Karyan mengatakan, sertifikat surat tanah milik ayahnya sebelumnya dipegang oleh pamannya sejak puluhan tahun lalu. Kemudian sertifikat tersebut dipinjam oleh seseorang dan tidak pernah kembali. 

"Kalau dulu kan surat-surat dan dokumen penting dipegang sama kakak yang paling tua, nah jadi surat-surat sertifikat juga dipegang sama uwa (paman) saya. Pas saya datangin katanya dulu sertifikat dipinjam sama orang Karawang, udah lama itu. Saya enggak tahu tahun berapanya, saya tahunya tiba-tiba ada yang datang nagih Rp4 miliar ini," katanya.

Sejak ditagih pada 2021 lalu Karyan sudah berupaya mencari tahu kebenaran data-data dalam fotocopy sertifikat tanah yang dibawa oleh penagih utang. Ternyata saat dikroscek, kata dia, data-data tersebut diduga palsu.

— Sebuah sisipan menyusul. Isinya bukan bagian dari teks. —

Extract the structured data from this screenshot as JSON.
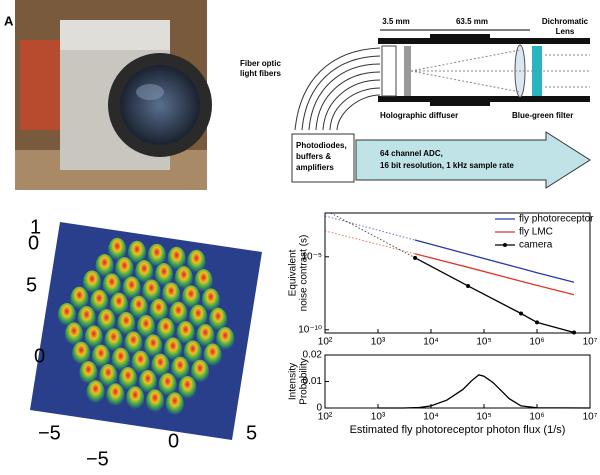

"Saya kemarin kroscek ke notaris yang ada tulisannya di sini (sertifikat), nah kedudukan notarisnya berada di Cikarang Barat, saya telusuri kemarin sama abang saya, ternyata data yang ada di notaris itu data palsu semua, saya minta bukti-bukti dari sana juga enggak dikasih," ucapnya.

 


Data Dipalsukan

Dinas Pertanian dan Ketahanan Pangan (DPKP) Kabupaten Tangerang, Provinsi Banten, mencatat sekitar 201 hektar lahan sawah terancam mengalami puso atau gagal panen. (Liputan6.com/Angga Yuniar)

Data-data yang dipalsukan, lanjut Karyan, seperti KTP, tanda tangan kedua orang tuanya dan buku nikah milik orang tuanya. Apa lagi foto dalam buku nikah yang bertuliskan nama kedua orang tuanya itu berbeda dengan wajah orang tuanya.

"Saya minta data berkas enggak bisa, bisanya difoto, saya fotoin data-datanya, termasuk ini tandatangan bapak saya ibu saya beda semua, termasuk pemalsuan KTP, KTP-nya beda dengan punya bapak saya, terus surat nikah, bapak saya belum pernah punya surat nikah dari dulu," katanya.

"Ini potonya siapa kayak orang Cina semua, terus di dalam surat nikahnya ini (tertulis) Kacung bin Hasan, bapak saya nama bapaknya bukan Hasan tapi Salem, terus ada lagi SPPT, nah tanah bapak saya SPPT-nya bukan atas nama Kacung, soalnya belum balik nama SPPT, tapi atas nama kakek saya, atas nama Salem, nah ini tiba-tiba berubah namanya jadi Kacung, cuma nomor SPPT-nya beda, setelah saya cek nomor SPPT-nya bukan nama bapak saya tapi atas nama Saitam," lanjut Karyan.